Usage
Scene and edit mode
The scene mode is for animating and moving objects in the world - while the edit mode is for modifying voxels in there volumes.
You can toggle between those modes by pressing the TAB
key in the default binding mode. See controls.
Reference position
The current reference position is rendered as a blue dot in the scene (in edit mode) and is used to e.g. define the position of where to put procedurally generated content like the trees. It is also used to define the position of where to paste your clipboard at. But also some modifier are using the reference position.
The reference position can be set by pressing enter while hovering a particular voxel - or by using the command setreferenceposition
- see controls.
Brushes
Shape brush
You can use several shapes to create voxels via spanning a bounding box in the viewport volume by pressing and holding the left mouse button.
Script brush
Execute scripts with this brush.
Plane brush
This allows you to extrude a whole plane.
Stamp brush
Load stamps in form of other voxel assets via drag and drop or right click in the asset panel
Line brush
Generate a line from the reference position to the current cursor position
Path brush
Generate a path from the reference position to the current cursor position by walking over existing voxels
Modifiers
The available brushes support several modifiers.
Place
Place new voxels in your volume.
Erase
Erase voxels from your volume. There is a shortcut when you are in the other modes to delete voxels: Press the right mouse button (at least in the default binding).
Override
Override existing voxels with a new color - but also place new voxels.
Paint
Other than override this modifier only changes the color of existing voxels.
Path
This modifier puts voxels onto a path using the reference position as start and the position you clicked at as end. This needs solid voxels to work on. This doesn't work in empty volumes.
Line
A line will just draw a line from the reference position to the position you clicked at. See the bindings window (Edit / Bindings) for the binding to place the reference position in the scene (the blue dot).
Color picker
You can either use it from the modifiers panel or by default with the key p
to pick the color from the current selected voxel.
Select
Span an selection box to operate in. Either for copy/pasting or to limit a certain action (like the script execution). Don't forget to unselect (Select -> Select none) before being able to operate on the whole volume again.
Asset
This is an online and local asset browser for supported formats from gitlab, github, custom urls and apis
Camera
Allow you to create camera nodes and modify the current camera values
Console
See the console logs. Also see the configuration docs for changing the log level
LSystem
Generate l-system voxel data
Memento
Visualizes the undo/redo states
Node Inspector
The node inspector in edit mode can change the size and the position of the voxel volume. Usually you don't want to modify the position of the volume in edit mode, but in scene mode.
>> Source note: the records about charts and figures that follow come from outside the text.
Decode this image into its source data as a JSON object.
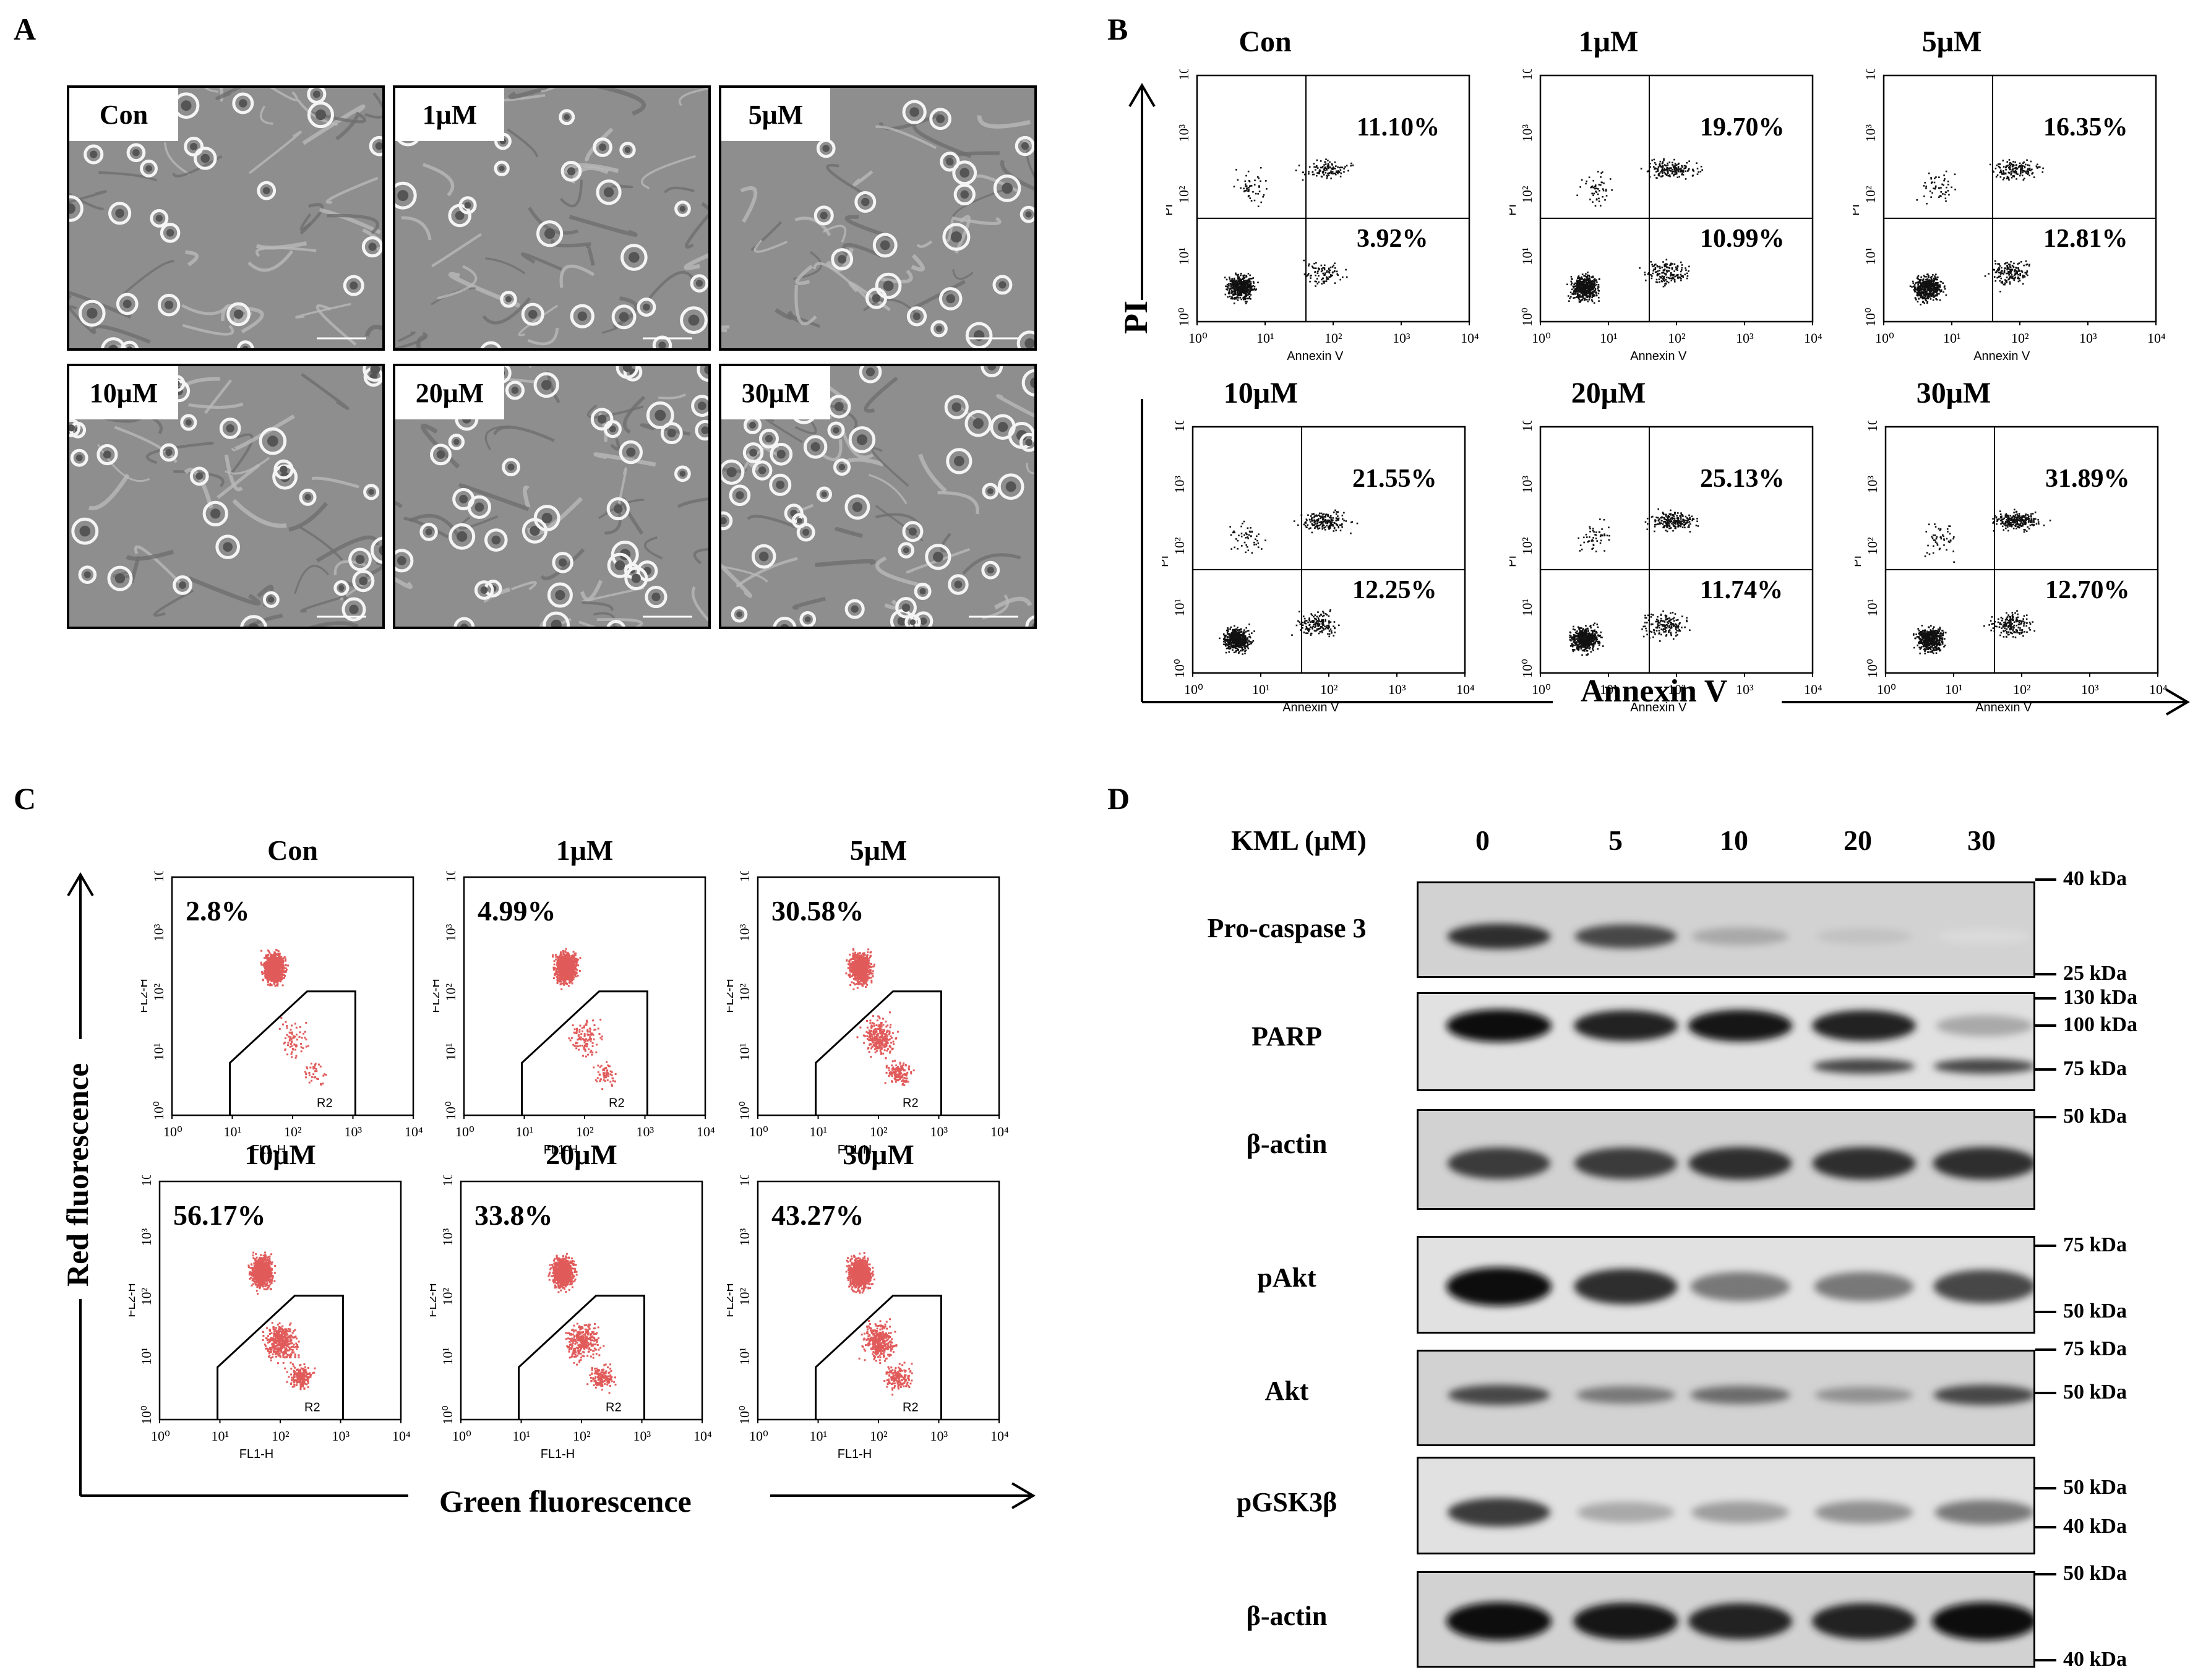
{
  "panel_labels": {
    "a": "A",
    "b": "B",
    "c": "C",
    "d": "D"
  },
  "panel_a": {
    "images": [
      {
        "label": "Con"
      },
      {
        "label": "1μM"
      },
      {
        "label": "5μM"
      },
      {
        "label": "10μM"
      },
      {
        "label": "20μM"
      },
      {
        "label": "30μM"
      }
    ]
  },
  "panel_b": {
    "y_axis": "PI",
    "x_axis": "Annexin V",
    "tick_labels": [
      "10⁰",
      "10¹",
      "10²",
      "10³",
      "10⁴"
    ],
    "small_x": "Annexin V",
    "small_y": "PI",
    "plots": [
      {
        "title": "Con",
        "upper_right": "11.10%",
        "lower_right": "3.92%"
      },
      {
        "title": "1μM",
        "upper_right": "19.70%",
        "lower_right": "10.99%"
      },
      {
        "title": "5μM",
        "upper_right": "16.35%",
        "lower_right": "12.81%"
      },
      {
        "title": "10μM",
        "upper_right": "21.55%",
        "lower_right": "12.25%"
      },
      {
        "title": "20μM",
        "upper_right": "25.13%",
        "lower_right": "11.74%"
      },
      {
        "title": "30μM",
        "upper_right": "31.89%",
        "lower_right": "12.70%"
      }
    ]
  },
  "panel_c": {
    "y_axis": "Red fluorescence",
    "x_axis": "Green fluorescence",
    "tick_labels": [
      "10⁰",
      "10¹",
      "10²",
      "10³",
      "10⁴"
    ],
    "small_x": "FL1-H",
    "small_y": "FL2-H",
    "gate": "R2",
    "plots": [
      {
        "title": "Con",
        "value": "2.8%"
      },
      {
        "title": "1μM",
        "value": "4.99%"
      },
      {
        "title": "5μM",
        "value": "30.58%"
      },
      {
        "title": "10μM",
        "value": "56.17%"
      },
      {
        "title": "20μM",
        "value": "33.8%"
      },
      {
        "title": "30μM",
        "value": "43.27%"
      }
    ]
  },
  "panel_d": {
    "header": "KML (μM)",
    "lanes": [
      "0",
      "5",
      "10",
      "20",
      "30"
    ],
    "rows": [
      {
        "label": "Pro-caspase 3",
        "markers": [
          "40 kDa",
          "25 kDa"
        ]
      },
      {
        "label": "PARP",
        "markers": [
          "130 kDa",
          "100 kDa",
          "75 kDa"
        ]
      },
      {
        "label": "β-actin",
        "markers": [
          "50 kDa"
        ]
      },
      {
        "label": "pAkt",
        "markers": [
          "75 kDa",
          "50 kDa"
        ]
      },
      {
        "label": "Akt",
        "markers": [
          "75 kDa",
          "50 kDa"
        ]
      },
      {
        "label": "pGSK3β",
        "markers": [
          "50 kDa",
          "40 kDa"
        ]
      },
      {
        "label": "β-actin",
        "markers": [
          "50 kDa",
          "40 kDa"
        ]
      }
    ],
    "band_intensity": {
      "pro_caspase_3": [
        0.85,
        0.75,
        0.35,
        0.25,
        0.15
      ],
      "parp_full": [
        1.0,
        0.9,
        0.95,
        0.9,
        0.35
      ],
      "parp_cleaved": [
        0.0,
        0.0,
        0.0,
        0.75,
        0.75
      ],
      "beta_actin_1": [
        0.8,
        0.8,
        0.85,
        0.85,
        0.85
      ],
      "pakt": [
        1.0,
        0.85,
        0.55,
        0.55,
        0.75
      ],
      "akt": [
        0.75,
        0.55,
        0.6,
        0.45,
        0.75
      ],
      "pgsk3b": [
        0.8,
        0.35,
        0.4,
        0.45,
        0.55
      ],
      "beta_actin_2": [
        1.0,
        0.95,
        0.9,
        0.9,
        1.0
      ]
    }
  }
}
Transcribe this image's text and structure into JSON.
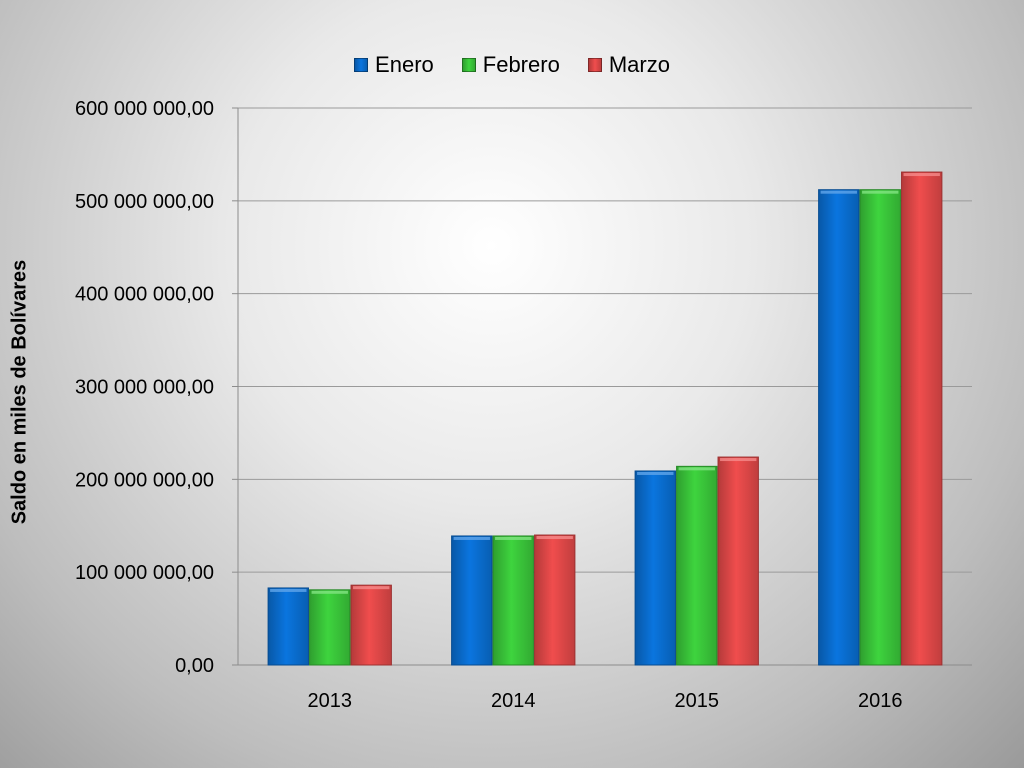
{
  "chart_data": {
    "type": "bar",
    "categories": [
      "2013",
      "2014",
      "2015",
      "2016"
    ],
    "series": [
      {
        "name": "Enero",
        "color": "#0a75df",
        "values": [
          83000000,
          139000000,
          209000000,
          512000000
        ]
      },
      {
        "name": "Febrero",
        "color": "#3ed43e",
        "values": [
          81000000,
          139000000,
          214000000,
          512000000
        ]
      },
      {
        "name": "Marzo",
        "color": "#f04d4d",
        "values": [
          86000000,
          140000000,
          224000000,
          531000000
        ]
      }
    ],
    "title": "",
    "xlabel": "",
    "ylabel": "Saldo en miles de Bolívares",
    "ylim": [
      0,
      600000000
    ],
    "yticks": [
      0,
      100000000,
      200000000,
      300000000,
      400000000,
      500000000,
      600000000
    ],
    "ytick_labels": [
      "0,00",
      "100 000 000,00",
      "200 000 000,00",
      "300 000 000,00",
      "400 000 000,00",
      "500 000 000,00",
      "600 000 000,00"
    ],
    "grid": true,
    "legend_position": "top-center"
  }
}
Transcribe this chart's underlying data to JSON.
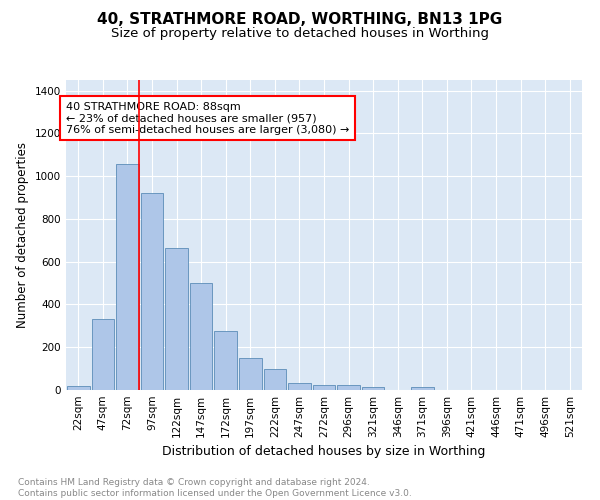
{
  "title": "40, STRATHMORE ROAD, WORTHING, BN13 1PG",
  "subtitle": "Size of property relative to detached houses in Worthing",
  "xlabel": "Distribution of detached houses by size in Worthing",
  "ylabel": "Number of detached properties",
  "bar_labels": [
    "22sqm",
    "47sqm",
    "72sqm",
    "97sqm",
    "122sqm",
    "147sqm",
    "172sqm",
    "197sqm",
    "222sqm",
    "247sqm",
    "272sqm",
    "296sqm",
    "321sqm",
    "346sqm",
    "371sqm",
    "396sqm",
    "421sqm",
    "446sqm",
    "471sqm",
    "496sqm",
    "521sqm"
  ],
  "bar_values": [
    20,
    330,
    1055,
    920,
    665,
    500,
    278,
    150,
    100,
    35,
    22,
    22,
    15,
    0,
    12,
    0,
    0,
    0,
    0,
    0,
    0
  ],
  "bar_color": "#aec6e8",
  "bar_edge_color": "#5b8db8",
  "background_color": "#dce8f5",
  "vline_color": "red",
  "annotation_text": "40 STRATHMORE ROAD: 88sqm\n← 23% of detached houses are smaller (957)\n76% of semi-detached houses are larger (3,080) →",
  "annotation_box_color": "white",
  "annotation_box_edge_color": "red",
  "ylim": [
    0,
    1450
  ],
  "yticks": [
    0,
    200,
    400,
    600,
    800,
    1000,
    1200,
    1400
  ],
  "footer_text": "Contains HM Land Registry data © Crown copyright and database right 2024.\nContains public sector information licensed under the Open Government Licence v3.0.",
  "title_fontsize": 11,
  "subtitle_fontsize": 9.5,
  "xlabel_fontsize": 9,
  "ylabel_fontsize": 8.5,
  "tick_fontsize": 7.5,
  "annotation_fontsize": 8,
  "footer_fontsize": 6.5
}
See below.
The node inspector in scene mode allows one to change the transforms of the scene graph node. You can rotate, scale and move the node in the world to arrange your objects in your scene.
Palette
The palette panel visualized the colors for a node. The colors can get re-ordered and changed, as well as drag-and-dropped to change the slots. See the dedicated palette docs for more details.
You can re-order the palette colors by Hue, Saturation, Brightness or CIELab rules.
Direct LoSpec palette import is possible and next to LoSpec you can import or export a lot other palette formats, too.
Renderer
VoxEdit has built-in support for the yocto pathtracer - see material docs for details.
You can configure the pathtracer options here.
Scene View
Here you can see all the nodes and their hierarchy in the scene. You can change the parents by using drag and drop and use a actions from the context menu for each nodes.
You can hide or show nodes from the viewport or lock them to execute some actions on all locked nodes at the same time.
It's also possible to use the play button to loop through all nodes in your scene. Make sure to check out the Model animation speed
in the options menu to change the animation speed.
Next to these options you can create new nodes - e.g. model or group nodes here.
Scripts
Here you can execute the lua scripts in the editor to modify your scene or the current active volume (depends on the script).
The arguments given in the script are visualized here. This allows you to extend the script panel with your own fields to execute the scripts.
Animations
Here you can change or create or delete animations from a scene.
The timeline visualized the key frames for each node for each animation.
Tools
The scene and the edit mode have different tools for you. You can resize, crop, flip or rotate voxels in edit mode or duplicate, center pivot, align or delete nodes in scene mode.
Tree
Here you can generate a lot of different tree types - all with their own set of configuration options.
Viewport
The viewport can get changed to scene and edit mode. You can switch the cameras from orthogonal to projection, you can record videos of your scene or let the camera automatically rotate.
View modes
There are several view modes available - most of them will change the layout and/or options that are available in the ui. There is e.g. a Command & Conquer mode where you can manage the normals that are part of the vxl.
Artists that only want to edit voxels without animating them might use the simple layout to get a less complex ui.